SERANG, POSKOTA.CO.ID - Unit Perlindungan Perempuan dan Anak (PPA) Satreskrim Polres Serang menangkap seorang pelaku tindak pidana asusila anak.
Tersangka berinisial MA alias Minus, 19 tahun, ditangkap di tempat kerjanya di Jalan Desa Dangdeur, Desa Gembong, Kecamatan Jayanti, Kabupaten Tangerang, Banten, Selasa, 10 Februari 2026 sekitar pukul 11.25 WIB.

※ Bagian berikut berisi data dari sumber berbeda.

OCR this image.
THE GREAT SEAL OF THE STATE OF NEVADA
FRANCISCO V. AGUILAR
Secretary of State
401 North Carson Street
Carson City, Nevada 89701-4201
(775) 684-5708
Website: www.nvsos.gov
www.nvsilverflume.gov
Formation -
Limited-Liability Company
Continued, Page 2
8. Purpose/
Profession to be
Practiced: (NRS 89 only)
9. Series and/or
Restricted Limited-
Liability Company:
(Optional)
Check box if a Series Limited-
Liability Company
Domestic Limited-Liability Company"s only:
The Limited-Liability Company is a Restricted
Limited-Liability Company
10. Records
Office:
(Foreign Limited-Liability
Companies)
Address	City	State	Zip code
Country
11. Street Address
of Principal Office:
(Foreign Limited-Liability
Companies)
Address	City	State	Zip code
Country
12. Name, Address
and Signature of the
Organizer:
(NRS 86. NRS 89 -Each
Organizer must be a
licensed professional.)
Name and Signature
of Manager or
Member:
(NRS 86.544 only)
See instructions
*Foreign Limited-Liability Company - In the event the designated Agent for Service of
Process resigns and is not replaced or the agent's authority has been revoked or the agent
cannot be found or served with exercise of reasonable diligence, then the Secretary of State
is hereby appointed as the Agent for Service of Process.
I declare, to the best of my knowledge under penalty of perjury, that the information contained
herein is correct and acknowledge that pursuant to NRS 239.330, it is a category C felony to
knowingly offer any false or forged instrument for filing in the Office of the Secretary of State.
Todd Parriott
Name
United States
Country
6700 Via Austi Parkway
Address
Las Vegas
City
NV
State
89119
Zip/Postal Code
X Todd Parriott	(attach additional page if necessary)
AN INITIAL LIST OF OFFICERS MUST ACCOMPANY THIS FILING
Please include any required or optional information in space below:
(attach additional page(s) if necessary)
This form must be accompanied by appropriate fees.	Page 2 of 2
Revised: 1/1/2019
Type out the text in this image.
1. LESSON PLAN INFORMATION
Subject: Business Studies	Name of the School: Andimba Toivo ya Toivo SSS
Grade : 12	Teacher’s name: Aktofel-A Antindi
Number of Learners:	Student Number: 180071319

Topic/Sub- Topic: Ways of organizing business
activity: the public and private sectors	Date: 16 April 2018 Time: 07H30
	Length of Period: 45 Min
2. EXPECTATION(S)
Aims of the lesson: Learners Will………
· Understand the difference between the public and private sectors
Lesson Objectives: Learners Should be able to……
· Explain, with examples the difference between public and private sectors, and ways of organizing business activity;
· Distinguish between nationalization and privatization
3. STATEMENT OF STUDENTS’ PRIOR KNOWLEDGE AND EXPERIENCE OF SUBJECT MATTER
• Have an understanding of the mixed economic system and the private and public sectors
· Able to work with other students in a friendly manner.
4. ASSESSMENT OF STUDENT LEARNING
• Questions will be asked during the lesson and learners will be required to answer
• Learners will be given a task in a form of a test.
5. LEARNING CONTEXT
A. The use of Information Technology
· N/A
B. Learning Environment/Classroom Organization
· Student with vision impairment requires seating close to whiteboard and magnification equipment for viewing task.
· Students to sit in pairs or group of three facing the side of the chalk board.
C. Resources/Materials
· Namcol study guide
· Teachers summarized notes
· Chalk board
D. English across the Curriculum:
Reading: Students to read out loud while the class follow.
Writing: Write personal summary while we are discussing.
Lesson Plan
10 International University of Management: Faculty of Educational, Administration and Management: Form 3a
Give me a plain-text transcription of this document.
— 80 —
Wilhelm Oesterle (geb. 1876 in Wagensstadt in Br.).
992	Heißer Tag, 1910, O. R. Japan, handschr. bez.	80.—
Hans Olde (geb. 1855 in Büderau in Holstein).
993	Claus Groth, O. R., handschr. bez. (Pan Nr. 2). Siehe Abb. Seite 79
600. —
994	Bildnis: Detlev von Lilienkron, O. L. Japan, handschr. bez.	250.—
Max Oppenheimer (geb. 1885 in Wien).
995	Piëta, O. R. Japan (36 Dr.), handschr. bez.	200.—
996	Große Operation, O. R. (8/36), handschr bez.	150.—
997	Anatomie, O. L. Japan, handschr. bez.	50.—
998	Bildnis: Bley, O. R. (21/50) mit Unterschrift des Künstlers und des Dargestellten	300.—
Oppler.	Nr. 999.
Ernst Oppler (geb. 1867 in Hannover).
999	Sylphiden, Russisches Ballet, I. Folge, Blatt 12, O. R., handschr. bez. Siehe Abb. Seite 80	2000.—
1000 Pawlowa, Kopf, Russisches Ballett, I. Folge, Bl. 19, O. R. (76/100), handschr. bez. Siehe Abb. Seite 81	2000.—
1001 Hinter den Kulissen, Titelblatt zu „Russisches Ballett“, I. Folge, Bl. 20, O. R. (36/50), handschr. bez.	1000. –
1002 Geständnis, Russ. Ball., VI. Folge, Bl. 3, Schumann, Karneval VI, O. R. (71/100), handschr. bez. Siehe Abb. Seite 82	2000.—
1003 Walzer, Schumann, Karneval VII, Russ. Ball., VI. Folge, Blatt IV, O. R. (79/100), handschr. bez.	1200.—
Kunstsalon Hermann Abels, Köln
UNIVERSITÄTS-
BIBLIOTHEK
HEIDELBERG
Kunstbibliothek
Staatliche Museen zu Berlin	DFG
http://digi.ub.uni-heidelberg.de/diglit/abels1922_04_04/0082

Kasatreskrim Polres Serang, AKP Andi Kurniady ES mengatakan, penangkapan tersebut merupakan hasil pengembangan dari pemeriksaan terhadap tersangka sebelumnya berinisial MI, 20 tahun.
“Setelah kami melakukan pendalaman dan mengumpulkan alat bukti, tim berhasil mengamankan tersangka MA di lokasi kerjanya,” kata Andi kepada Poskota, Rabu, 11 Februari 2026.
Baca Juga: Diduga Cabuli Wanita Keterbelakangan Mental, Pedagang Getuk Digelandang Warga ke Polres Serang
Keduanya diduga terlibat asusila kepada gadis berusia 13 tahun di sebuah kamar kos Kecamatan Kibin, Kabupaten Serang pada 24 Januari 2026.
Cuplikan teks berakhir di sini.